Quarterly report [Sections 13 or 15(d)]

ARKO Petroleum Corp. (APC)

v3.26.1
ARKO Petroleum Corp. (APC)
3 Months Ended
Mar. 31, 2026
Noncontrolling Interest [Abstract]  
ARKO Petroleum Corp. (APC)

3. ARKO Petroleum Corp. (APC)

APC IPO

APC was formed in July 2025 as a Delaware corporation and a wholly owned subsidiary of Arko Convenience Stores, LLC (“ACS”), which is a wholly owned subsidiary of the Company. On February 13, 2026, APC completed the APC IPO and issued 11,111,111 shares of its Class A common stock at a price to the public of $18.00 per share. In addition, APC granted the underwriters a 30-day option to purchase up to an additional 1,666,666 shares of APC’s Class A common stock to cover over-allotments, if any, at

$18.00 per share, less underwriting discounts and commissions. On March 5, 2026, the underwriters exercised their option to purchase 1,459,112 shares of Class A common stock, and on March 9, 2026, APC issued and sold such shares to the underwriters. The total net proceeds from the APC IPO were approximately $206.8 million. The Company owns 35,000,000 shares of APC’s Class B common stock, representing 73.6% of the economic interests in APC and 93.3% of the combined voting power of APC’s Class A common stock and Class B common stock. APC’s Class A common stock is listed on Nasdaq under the symbol “APC.” The Class B common stock is not publicly listed or traded.

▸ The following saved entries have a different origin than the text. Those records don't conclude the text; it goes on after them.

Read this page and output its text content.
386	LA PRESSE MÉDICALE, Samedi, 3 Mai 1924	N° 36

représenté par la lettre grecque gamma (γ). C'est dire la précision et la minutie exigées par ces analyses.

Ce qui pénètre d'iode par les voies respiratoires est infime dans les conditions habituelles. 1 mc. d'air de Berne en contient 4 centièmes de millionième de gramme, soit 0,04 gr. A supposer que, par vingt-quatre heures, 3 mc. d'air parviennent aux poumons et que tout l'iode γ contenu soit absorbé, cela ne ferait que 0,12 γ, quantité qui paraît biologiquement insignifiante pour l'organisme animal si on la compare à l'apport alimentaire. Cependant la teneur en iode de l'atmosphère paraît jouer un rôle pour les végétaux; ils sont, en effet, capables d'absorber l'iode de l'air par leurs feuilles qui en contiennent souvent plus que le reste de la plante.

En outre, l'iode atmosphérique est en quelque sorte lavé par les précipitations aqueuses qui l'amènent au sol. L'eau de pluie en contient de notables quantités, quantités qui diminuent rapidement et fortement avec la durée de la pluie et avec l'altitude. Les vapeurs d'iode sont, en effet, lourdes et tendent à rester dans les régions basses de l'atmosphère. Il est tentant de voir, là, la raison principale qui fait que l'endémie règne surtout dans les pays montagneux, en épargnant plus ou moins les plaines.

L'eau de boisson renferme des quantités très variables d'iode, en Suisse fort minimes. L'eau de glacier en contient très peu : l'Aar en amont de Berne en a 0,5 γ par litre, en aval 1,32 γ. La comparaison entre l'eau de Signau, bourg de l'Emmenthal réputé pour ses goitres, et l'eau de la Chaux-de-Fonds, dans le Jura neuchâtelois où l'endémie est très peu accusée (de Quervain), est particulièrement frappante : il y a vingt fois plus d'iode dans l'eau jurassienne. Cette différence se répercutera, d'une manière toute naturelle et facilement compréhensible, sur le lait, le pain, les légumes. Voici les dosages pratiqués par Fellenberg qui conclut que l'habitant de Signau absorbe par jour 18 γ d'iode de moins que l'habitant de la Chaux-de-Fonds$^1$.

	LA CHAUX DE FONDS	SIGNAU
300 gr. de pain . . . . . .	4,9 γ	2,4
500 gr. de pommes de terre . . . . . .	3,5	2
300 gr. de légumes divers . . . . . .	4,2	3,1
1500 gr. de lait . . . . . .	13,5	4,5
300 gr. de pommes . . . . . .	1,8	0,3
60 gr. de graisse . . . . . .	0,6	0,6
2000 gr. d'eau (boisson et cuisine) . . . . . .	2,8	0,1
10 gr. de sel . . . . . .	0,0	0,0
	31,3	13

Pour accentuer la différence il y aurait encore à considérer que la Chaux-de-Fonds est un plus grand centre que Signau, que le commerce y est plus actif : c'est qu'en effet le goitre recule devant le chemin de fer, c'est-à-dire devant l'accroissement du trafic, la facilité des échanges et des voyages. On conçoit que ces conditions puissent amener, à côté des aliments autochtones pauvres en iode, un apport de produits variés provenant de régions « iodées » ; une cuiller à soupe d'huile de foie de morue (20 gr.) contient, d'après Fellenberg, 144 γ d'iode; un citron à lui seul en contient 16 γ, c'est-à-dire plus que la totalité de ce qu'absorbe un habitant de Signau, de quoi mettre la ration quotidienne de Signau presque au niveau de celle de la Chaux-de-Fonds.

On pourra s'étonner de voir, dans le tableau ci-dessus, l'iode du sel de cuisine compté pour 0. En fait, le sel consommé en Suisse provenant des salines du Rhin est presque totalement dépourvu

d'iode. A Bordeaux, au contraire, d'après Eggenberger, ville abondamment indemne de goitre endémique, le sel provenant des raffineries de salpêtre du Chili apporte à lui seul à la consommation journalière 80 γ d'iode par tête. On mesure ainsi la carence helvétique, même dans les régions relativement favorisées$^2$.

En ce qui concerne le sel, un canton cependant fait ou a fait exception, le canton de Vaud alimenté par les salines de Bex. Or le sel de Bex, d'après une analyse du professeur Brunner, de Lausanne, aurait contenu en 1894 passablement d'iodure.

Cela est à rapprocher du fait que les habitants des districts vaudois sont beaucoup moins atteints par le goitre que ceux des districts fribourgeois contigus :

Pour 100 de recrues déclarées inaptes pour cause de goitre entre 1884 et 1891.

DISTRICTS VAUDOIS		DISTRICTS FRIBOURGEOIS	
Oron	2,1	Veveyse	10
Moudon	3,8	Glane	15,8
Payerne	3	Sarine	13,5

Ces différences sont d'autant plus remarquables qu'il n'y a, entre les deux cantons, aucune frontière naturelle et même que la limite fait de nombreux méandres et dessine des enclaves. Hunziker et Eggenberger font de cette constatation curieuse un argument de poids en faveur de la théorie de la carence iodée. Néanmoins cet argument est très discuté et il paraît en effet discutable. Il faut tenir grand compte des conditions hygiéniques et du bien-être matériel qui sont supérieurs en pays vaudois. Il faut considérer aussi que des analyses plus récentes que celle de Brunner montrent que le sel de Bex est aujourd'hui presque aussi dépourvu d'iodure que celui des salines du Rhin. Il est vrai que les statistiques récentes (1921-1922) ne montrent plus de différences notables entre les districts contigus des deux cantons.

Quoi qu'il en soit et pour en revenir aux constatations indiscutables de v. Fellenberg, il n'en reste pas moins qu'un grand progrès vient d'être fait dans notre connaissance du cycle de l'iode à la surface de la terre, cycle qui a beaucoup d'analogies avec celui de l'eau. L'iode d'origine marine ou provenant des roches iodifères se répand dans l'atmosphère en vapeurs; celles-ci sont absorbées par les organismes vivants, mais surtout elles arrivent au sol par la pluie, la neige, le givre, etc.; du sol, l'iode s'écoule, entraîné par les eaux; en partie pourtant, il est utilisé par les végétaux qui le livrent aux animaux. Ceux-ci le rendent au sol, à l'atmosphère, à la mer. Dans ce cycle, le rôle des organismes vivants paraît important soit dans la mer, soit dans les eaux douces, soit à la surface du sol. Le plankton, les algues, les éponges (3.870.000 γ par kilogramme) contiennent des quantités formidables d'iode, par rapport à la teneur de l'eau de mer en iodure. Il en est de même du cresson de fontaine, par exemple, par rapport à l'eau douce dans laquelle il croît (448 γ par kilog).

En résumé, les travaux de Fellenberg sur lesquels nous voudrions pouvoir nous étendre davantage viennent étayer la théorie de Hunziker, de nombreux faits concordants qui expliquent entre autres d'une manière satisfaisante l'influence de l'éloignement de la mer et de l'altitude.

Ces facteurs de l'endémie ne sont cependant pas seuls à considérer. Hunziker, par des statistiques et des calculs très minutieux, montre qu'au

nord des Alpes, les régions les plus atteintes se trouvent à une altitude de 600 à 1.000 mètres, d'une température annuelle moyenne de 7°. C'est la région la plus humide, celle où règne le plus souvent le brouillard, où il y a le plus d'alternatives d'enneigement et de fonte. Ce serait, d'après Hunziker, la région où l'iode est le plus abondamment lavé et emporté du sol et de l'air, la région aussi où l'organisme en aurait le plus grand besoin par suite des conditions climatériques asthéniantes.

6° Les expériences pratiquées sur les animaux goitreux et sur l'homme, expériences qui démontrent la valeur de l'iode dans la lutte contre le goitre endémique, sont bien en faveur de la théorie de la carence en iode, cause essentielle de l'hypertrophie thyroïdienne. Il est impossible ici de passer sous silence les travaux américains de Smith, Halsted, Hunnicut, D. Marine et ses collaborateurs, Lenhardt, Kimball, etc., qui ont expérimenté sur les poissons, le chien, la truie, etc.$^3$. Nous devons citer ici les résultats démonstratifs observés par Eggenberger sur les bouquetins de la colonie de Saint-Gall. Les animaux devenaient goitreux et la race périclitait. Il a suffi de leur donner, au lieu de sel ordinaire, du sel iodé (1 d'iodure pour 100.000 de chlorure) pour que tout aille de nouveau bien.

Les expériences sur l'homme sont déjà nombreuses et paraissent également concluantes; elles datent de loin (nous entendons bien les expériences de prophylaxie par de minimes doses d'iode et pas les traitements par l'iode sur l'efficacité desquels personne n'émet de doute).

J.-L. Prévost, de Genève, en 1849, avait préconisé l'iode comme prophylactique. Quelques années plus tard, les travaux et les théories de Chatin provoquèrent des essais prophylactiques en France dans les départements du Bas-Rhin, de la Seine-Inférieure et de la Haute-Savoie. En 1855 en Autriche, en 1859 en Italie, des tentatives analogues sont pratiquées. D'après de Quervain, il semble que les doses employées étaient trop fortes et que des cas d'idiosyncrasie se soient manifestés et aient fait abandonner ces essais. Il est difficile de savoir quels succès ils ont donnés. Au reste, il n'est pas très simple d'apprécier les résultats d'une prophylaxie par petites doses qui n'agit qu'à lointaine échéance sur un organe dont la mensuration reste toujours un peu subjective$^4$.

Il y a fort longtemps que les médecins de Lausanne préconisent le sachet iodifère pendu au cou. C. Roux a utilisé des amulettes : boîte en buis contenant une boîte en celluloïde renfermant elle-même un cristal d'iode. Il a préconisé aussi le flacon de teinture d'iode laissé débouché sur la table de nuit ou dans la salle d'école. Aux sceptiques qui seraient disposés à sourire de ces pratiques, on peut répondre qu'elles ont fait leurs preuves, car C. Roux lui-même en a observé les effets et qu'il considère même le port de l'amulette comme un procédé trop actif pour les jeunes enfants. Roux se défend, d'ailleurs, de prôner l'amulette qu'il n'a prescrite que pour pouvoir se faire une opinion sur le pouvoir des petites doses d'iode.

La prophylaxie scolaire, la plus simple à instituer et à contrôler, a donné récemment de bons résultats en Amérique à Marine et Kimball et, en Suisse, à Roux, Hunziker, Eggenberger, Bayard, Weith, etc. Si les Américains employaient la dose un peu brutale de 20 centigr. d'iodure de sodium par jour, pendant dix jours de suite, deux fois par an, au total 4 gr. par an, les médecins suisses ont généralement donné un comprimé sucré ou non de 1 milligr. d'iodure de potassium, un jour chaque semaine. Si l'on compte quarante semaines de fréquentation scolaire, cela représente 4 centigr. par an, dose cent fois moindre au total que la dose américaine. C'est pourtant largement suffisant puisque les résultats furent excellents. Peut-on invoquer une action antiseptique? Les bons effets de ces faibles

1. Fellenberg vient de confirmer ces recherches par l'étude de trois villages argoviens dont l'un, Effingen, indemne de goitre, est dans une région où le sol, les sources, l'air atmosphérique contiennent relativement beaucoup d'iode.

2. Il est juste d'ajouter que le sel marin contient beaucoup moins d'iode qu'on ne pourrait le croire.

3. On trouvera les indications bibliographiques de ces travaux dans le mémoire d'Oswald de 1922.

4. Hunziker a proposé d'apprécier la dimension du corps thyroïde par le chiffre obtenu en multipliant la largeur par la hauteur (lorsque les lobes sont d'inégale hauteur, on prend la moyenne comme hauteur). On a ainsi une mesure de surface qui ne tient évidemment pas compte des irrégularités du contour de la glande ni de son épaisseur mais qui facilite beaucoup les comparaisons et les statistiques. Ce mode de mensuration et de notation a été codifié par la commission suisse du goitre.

In connection with the closing of the APC IPO, the Company completed a series of transactions whereby the Company (i) transferred certain real estate and equipment assets to APC, along with assigning, leasing or subleasing the leasehold interest in certain properties, (ii) contributed all of the issued and outstanding equity interests in certain subsidiaries to APC, and (iii) entered into, or amended, various agreements, including agreements pursuant to which the GPMP segment will continue to be the exclusive supplier of fuel to substantially all of the Company’s retail sites. Additionally, in connection with such transactions, certain of the contributed subsidiaries transferred to the Company certain real estate assets related to the retail segment and APC entered into certain subleases, as the sublessee, and master leases, as cotenant or a sublessee, with the Company for the sites on which APC operates.

Voting Rights of APC Common Stock

Under APC’s amended and restated certificate of incorporation, holders of Class A common stock are entitled to one vote per share, and the holders of Class B common stock are entitled to five votes per share, in each case on all matters submitted to a vote of APC’s stockholders. Shares of Class B common stock may only be owned by the Company and its affiliates (other than APC).

Dividends

APC’s board of directors (the “APC Board”) declared a quarterly pro-rated dividend of $0.26 per share of common stock that was paid on April 21, 2026 to stockholders of record as of April 10, 2026. APC currently intends to pay a regular quarterly cash dividend of $0.50 per share to holders of its common stock, or $2.00 per share on an annualized basis. The APC Board will determine the amount, timing, and payment of any dividend in its sole discretion, taking into account discretionary cash flow, reserves for working capital and investment capital expenditures, debt service, the prudent conduct of APC’s business, and other factors it deems relevant. APC’s objective is to pay to its common stockholders a consistent and growing cash dividend that is sustainable on a long-term basis. Cash dividends paid in respect of Class A common stock will also be paid in respect of Class B common stock. As a result, dividends paid on APC’s common stock will be received on a pro rata basis by holders of its Class A common stock and holders of Class B common stock, which Class B common stock is held indirectly by the Company. There can be no assurance that APC will continue to pay such dividends or the amounts of such dividends.